One King’s Way by Harry Harrison. Chapter 1, 2, 3

Brand shook his head again. As they stood he had been feeling the ship heave gently beneath him, even in the Thames backwater, trying to estimate how she would feel in the open sea. A ton and a quarter of weight, much of it high up so that the machine stood higher than the gunwales. Sail pressure way off center-line. A wide yard so they could spread plenty of sail, he noticed. But tricky to handle. He had no doubt the fisherman knew his business. And there was no question what a hit from one of those rocks would do. Remembering the fragile frame of every boat he had ever sailed, their planks not even nailed to the ribs, but lashed with sinew, Brand could see the whole construction springing apart in a moment, leaving an entire crew struggling in the sea. And not even Sigurth Snake-eye’s own fifty champions could fight against that.

“What are you going to call her,” he asked suddenly. “For luck.” His hand shot automatically to the hammer pendant on his chest. Ordlaf copied his gesture, fishing from under his tunic the silver boat of Njörth.

“We’ve got ten of the battleships,” said Shef. “I wanted to call them after the gods of the Way, Thor, Frey, Rig, and so on, but Thorvin would not allow it. He said it would be bad luck if we had to say ‘Heimdall is aground,’ or ‘Thor is stuck on the sandbank.’ So we changed our minds. We decided to call each ship after one of the counties in my realm, and as far as we can we will crew her from that county. So this is the Norfolk, over there the Suffolk, the Lincoln, the Isle of Ely, the Buckingham, and all the others. What do you think?”

Brand hesitated. Like all sailors, he had deep respect for luck, and no wish to say the ill word that might bring down bad luck on the enterprise of his friend. “I think that once again you have brought a new thing to the world. It may be that your ‘Counties’ will sweep the seas. Certainly I would not care to encounter one, and men do not call me the timidest of the Norsemen. It may be that the kings of England will be the sea-kings in the future, and not the kings of the North.

“Tell me,” he went on, “where do you mean to make your first cruise?”

“Across to the Dutch shore,” said Shef. “Then up along the coast past the Frisian islands and into Danish waters. That is the main route the pirates come. We will sink every pirate ship we see. From then on any who wish to invade us must take the long sea-crossing from Denmark. But in the end we will destroy their bases, seek them out in their own home-ports.”

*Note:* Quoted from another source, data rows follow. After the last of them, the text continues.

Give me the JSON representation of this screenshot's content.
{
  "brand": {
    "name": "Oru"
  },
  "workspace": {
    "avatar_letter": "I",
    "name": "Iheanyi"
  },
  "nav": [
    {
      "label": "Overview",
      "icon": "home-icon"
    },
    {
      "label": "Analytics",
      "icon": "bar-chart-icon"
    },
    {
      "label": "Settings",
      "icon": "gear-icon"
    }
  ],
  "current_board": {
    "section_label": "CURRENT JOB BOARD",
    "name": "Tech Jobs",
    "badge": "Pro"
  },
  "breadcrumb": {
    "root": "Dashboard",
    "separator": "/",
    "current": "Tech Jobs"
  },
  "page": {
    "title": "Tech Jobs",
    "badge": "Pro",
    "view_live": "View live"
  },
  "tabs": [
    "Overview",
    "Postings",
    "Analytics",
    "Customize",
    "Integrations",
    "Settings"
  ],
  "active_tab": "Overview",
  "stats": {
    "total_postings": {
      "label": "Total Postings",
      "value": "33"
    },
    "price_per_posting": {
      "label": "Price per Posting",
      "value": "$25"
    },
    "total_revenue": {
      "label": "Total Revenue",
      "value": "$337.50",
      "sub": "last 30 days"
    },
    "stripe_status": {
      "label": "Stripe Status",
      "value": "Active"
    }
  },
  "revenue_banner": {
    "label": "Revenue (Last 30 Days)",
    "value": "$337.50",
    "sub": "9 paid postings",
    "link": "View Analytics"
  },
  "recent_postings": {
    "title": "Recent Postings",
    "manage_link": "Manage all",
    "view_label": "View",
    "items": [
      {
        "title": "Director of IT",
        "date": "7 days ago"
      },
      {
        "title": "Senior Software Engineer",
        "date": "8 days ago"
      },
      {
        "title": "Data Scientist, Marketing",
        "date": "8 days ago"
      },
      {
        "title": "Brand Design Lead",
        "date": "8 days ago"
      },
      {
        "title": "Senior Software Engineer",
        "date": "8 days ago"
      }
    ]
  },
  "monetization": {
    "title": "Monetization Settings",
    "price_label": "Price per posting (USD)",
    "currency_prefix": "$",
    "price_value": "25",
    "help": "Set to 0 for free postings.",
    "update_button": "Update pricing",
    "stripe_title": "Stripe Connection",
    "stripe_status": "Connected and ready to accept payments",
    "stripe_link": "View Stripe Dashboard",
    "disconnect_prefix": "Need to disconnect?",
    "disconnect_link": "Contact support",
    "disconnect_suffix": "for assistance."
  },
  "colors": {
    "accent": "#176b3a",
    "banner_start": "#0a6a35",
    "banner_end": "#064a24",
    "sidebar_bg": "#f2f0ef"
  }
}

“The Frisian islands,” muttered Brand. “The mouths of the Rhine, the Ems, the Elbe, the Eider. Well, I will tell you one thing, young man. All that is pilot water. You understand what I mean? You will need a pilot who knows the channels and the landmarks, so he can find his way by smell and hearing if he needs to.”

Ordlaf looked stubborn. “I’ve found my way all my life with no more than lead, lookout and log-line. Nor do I feel my luck has got any the worse since I left the monks who were my masters and found the gods of the Way.”

Brand grunted. “I say nothing against the gods of the Way.” Again, both he and Ordlaf touched their protecting pendants, and this time Shef, with a self-conscious gesture, reached also to pull out his strange ladder-like charm, the token of his patron Rig. “No, the gods may be well enough. But as for lead, lookout and log-line—you’ll need more than that off Bremen! I say it, I, Brand, Champion of the men of Halogaland.”

The listening workmen shifted and muttered. Some of those new to the yards nudged each other, pointing at the unfamiliar pendant of Rig.

Sun slanted through the high windows of the great library in the cathedral of Cologne, to fall on the open pages of several books spread across the massive lectern. Erkenbert the deacon, his short frame barely able to see its upper edges, stood lost in thought. He was alone. The librarius, knowing he had the archbishop’s favor, and approving the intentness of his research, had left him to himself, even with the great and precious Bible, written on the skins of eighty calves.